Abstract Laboratory experiments consisting of releasing dry rigid blocks on an inclined chute have been designed to investigate the mechanisms involved in downslope motions of granular particles. The varied parameters are the slope inclination, volume and arrangement of the initial mass. The rigid blocks are made of mortar, in which one of them is implanted with a permanent magnet inside as a tracker. The permanent magnet is wrapped by a lightweight material and then by a layer of mortar so that the densities and surface friction coefficients of all blocks used in the rock fall are similar. A non-invasive tracking technology is applied to measure the positions of the tracker by recording the static magnetic fields generated.
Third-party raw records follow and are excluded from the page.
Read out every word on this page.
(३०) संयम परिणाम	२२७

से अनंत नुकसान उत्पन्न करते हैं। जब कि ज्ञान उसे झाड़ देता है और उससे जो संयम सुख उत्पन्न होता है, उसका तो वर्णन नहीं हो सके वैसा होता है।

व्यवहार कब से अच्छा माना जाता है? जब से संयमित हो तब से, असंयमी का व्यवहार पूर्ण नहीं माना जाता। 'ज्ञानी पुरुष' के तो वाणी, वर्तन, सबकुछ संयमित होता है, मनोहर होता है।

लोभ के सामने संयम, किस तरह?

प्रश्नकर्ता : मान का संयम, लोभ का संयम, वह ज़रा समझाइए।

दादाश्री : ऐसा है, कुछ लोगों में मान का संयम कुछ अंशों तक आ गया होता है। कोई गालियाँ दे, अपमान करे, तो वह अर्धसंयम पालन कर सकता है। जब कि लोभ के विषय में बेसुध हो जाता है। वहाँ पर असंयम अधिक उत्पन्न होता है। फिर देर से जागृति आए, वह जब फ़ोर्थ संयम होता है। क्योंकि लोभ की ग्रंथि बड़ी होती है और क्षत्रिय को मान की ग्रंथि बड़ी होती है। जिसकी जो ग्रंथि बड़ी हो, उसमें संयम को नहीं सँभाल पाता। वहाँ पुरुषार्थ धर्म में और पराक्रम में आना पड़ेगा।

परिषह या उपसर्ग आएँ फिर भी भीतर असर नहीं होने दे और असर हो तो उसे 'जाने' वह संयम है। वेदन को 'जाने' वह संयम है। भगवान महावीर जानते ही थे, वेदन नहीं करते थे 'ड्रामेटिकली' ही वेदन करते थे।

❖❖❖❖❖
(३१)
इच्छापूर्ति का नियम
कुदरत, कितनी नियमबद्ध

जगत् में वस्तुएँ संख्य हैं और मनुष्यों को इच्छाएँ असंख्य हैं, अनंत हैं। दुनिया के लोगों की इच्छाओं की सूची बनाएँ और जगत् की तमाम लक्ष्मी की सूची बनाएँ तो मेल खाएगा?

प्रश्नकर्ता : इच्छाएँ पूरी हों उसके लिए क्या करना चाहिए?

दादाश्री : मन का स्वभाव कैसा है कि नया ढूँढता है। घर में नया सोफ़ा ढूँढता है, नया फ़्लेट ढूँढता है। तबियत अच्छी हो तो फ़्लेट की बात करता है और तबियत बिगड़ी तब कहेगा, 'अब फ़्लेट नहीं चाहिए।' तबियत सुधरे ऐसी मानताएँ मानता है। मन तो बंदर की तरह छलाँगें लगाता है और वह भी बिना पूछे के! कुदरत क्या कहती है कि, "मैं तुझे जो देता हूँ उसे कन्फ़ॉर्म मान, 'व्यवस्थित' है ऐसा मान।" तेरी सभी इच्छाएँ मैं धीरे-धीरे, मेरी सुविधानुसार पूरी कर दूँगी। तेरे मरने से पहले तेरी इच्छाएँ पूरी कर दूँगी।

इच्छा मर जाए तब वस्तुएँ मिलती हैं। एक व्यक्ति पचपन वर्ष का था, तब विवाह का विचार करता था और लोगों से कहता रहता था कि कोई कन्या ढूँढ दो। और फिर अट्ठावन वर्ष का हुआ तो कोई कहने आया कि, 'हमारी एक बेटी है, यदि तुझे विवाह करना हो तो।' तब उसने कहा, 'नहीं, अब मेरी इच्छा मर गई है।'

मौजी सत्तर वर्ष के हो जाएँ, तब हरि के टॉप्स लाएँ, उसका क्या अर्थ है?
Displacements, as well as the orientations of the tracker, are derived using appropriately developed algorithms with necessary calibrations. Runout distance is measured manually and its relationships with slope inclination, initial volume and arrangement are discussed. The results obtained highlight the influence of the initial volume on runout distance from the analysis of the distributions of tracker's velocity and acceleration. The movement of the block is divided into two phases based on the distributions of translational kinetic energy. The result shows that the movement within the depositional area is more important in terms of its contribution to the longer runout from a larger initial volume. The magnetic tracking system shows great potential in capturing dynamic behaviours of a tracker block within a moving mass. In addition to translational motions, rotational characteristics of a moving particle can be obtained. As highlighted by the experimental results, larger volume tends to inhibit the rotations while producing propulsions to block at the front-most part.